第24章 『融氷』
すっ、と真っ直ぐ伸びた背筋。
意外にも美しい姿勢と所作で茶を数回喉に通し、湯呑を受け皿に落ち着かせた蓮はーーー
その姿とはかけ離れた、品の無い質問を淡々とぶつけてきた。
「それにしてもあんた、忙しいって言う割には城下でフラフラして……気晴らしに女でも引っ掛けようとしてたの?」
「引っ掛け……。
違う違う、
これを店で買い付けてただけだ」
先程購入した物をちらりと懐から覗かせた後、すぐ仕舞おうとしたのだが「詳しく見せろ」としつこく催促してくる。

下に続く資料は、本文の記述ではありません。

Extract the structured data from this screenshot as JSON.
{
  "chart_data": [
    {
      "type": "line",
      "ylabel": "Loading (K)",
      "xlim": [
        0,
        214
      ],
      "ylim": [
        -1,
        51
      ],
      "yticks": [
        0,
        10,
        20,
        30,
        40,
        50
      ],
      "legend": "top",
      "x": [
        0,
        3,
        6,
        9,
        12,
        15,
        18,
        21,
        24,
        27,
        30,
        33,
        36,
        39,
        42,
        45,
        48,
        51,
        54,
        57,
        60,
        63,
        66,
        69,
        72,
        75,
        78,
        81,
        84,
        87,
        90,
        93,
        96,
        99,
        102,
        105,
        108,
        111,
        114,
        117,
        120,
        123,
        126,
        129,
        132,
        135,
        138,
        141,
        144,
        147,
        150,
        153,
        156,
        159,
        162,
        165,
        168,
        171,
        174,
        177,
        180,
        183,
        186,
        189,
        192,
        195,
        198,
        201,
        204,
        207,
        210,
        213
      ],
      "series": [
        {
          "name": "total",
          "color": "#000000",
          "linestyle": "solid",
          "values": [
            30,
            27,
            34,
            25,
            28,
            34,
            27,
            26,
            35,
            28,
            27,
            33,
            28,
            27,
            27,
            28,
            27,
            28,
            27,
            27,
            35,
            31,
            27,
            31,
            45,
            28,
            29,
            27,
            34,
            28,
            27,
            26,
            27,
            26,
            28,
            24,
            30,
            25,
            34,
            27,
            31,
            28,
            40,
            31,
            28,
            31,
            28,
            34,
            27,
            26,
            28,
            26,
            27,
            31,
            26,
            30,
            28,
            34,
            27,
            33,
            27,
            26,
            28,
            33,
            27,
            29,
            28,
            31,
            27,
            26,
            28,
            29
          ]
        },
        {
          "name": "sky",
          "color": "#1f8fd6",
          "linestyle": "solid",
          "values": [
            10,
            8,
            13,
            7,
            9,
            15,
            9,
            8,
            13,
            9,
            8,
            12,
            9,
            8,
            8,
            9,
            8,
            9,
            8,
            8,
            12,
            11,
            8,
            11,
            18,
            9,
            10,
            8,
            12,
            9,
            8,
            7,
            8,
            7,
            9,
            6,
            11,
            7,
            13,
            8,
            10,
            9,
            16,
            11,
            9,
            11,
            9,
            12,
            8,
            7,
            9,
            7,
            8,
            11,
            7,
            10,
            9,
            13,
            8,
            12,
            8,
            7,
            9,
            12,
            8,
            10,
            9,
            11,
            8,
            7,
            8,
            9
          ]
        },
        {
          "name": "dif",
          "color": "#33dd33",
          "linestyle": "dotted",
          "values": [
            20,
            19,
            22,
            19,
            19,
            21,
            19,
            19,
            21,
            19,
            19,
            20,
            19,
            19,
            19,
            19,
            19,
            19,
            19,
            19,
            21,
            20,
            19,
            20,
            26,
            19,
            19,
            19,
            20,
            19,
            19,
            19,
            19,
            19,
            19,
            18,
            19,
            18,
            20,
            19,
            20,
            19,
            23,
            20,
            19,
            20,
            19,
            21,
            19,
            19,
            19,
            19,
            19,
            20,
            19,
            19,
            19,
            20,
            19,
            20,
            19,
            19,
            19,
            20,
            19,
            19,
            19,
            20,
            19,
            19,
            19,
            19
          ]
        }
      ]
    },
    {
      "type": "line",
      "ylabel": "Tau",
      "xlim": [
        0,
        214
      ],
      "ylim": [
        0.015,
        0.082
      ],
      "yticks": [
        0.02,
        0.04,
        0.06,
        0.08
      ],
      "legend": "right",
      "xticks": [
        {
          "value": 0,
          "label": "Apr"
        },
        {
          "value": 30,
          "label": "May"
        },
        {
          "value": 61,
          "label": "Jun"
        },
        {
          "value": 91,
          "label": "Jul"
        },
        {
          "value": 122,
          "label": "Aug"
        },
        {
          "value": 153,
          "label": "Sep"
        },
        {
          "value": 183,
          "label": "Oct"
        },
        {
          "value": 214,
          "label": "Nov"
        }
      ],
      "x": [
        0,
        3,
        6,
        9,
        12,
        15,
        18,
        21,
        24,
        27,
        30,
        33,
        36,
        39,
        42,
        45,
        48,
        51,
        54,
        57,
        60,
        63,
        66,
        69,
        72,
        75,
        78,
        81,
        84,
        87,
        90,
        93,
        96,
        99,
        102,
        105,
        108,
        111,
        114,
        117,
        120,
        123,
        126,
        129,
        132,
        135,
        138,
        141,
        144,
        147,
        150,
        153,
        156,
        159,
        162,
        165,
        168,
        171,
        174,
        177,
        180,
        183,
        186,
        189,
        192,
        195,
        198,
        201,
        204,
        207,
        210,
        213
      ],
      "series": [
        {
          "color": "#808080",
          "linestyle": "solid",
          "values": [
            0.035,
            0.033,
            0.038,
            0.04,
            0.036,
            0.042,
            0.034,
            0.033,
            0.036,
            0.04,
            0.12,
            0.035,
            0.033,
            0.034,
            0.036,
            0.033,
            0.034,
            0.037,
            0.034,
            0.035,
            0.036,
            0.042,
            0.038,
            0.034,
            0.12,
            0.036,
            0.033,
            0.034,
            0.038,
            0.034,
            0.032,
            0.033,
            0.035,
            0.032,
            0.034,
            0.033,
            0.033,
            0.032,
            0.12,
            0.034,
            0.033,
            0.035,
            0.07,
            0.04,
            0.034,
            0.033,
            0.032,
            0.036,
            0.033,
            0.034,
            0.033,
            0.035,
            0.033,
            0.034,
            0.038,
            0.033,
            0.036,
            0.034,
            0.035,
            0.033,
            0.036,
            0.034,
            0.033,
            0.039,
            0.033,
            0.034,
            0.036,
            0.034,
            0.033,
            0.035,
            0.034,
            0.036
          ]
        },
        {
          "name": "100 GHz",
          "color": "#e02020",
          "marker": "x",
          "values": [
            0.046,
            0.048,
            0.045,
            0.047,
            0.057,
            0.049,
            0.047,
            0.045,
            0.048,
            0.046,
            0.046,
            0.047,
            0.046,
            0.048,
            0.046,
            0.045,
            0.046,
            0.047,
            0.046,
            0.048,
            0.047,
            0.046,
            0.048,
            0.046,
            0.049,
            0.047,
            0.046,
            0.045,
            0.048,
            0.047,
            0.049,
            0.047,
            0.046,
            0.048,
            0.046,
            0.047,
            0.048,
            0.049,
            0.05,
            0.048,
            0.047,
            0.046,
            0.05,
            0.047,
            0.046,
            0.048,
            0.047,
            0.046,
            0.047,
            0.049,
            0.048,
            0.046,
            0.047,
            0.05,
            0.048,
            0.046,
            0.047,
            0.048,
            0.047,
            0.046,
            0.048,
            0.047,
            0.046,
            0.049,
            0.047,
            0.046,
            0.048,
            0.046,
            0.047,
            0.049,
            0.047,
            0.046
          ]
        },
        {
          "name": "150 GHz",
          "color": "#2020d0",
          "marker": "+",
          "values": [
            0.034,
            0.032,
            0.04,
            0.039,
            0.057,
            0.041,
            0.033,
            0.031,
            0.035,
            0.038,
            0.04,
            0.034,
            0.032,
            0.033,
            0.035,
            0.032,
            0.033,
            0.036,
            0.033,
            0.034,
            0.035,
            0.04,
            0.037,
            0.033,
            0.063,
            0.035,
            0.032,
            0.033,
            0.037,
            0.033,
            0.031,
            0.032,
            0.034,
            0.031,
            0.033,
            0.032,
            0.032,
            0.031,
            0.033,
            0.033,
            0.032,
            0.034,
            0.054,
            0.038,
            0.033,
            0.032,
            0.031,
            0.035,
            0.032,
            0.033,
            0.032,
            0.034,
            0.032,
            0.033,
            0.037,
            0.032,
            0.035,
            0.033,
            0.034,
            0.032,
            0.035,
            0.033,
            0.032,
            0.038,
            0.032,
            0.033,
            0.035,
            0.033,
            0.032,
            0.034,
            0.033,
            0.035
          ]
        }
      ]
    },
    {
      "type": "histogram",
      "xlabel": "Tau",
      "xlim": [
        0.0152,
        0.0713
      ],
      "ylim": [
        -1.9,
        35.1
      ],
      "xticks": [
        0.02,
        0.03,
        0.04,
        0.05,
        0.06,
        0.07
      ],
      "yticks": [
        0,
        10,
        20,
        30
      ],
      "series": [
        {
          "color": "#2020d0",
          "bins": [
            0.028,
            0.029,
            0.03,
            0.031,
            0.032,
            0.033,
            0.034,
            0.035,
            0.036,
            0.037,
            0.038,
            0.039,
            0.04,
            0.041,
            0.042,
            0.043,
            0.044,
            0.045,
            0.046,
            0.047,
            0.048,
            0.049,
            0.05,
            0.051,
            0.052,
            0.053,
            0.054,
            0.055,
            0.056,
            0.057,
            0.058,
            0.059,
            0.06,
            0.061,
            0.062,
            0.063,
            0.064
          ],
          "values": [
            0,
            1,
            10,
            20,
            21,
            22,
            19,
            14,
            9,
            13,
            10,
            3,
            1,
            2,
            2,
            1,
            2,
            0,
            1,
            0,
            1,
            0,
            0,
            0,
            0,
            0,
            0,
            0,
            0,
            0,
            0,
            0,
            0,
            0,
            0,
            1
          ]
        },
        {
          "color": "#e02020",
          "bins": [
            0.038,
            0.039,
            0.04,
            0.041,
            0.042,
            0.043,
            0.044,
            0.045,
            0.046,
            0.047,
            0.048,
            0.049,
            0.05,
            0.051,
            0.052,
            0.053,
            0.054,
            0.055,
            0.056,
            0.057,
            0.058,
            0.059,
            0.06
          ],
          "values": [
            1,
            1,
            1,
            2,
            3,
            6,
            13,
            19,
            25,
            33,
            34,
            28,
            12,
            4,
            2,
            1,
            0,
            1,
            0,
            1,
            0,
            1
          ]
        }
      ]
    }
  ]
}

どうやら怪しい代物だと疑っているようなので潔白を証明する為、畳の上で披露したそれーーー
白い小さな包み紙に入っているのは、刻まれた莨の葉。
「一服しようと思ったんだが肝心なこいつを丁度切らしててな」
「一服?……もしかして煙管?」
「ああ」
「見せて!」
よほど気になるのか、途端に身を乗り出し俺の衿元を鷲掴んできた。やたらと力が強い。
勢いに圧されつつ、腰に差していた叺から愛用の煙管を取り出して見せてやると………
蓮は見開いた瞳を輝かせ、細部まで興味津々に眺めていた。
そんなに珍しいのだろうか。
「へぇぇ、これが……
実物、初めて見た」
「先の世には無いのか?」
「あるにはあるけど、日常で使ってる人はごく稀かな。
ねぇ、私も吸ってみたい!」
「駄ー目ーだ。若い娘がやるもんじゃない」
「もう既に喫煙者なんだけど?
いいから早く使い方教えて」
そういやこの時代ではまったくお目にかかった事のない紙巻き状の妙な莨を嗜んでいたっけ。
正直煙管を女にはあまり薦めたくはないが、どうしてもと言うので仕方無く準備に取り掛かる。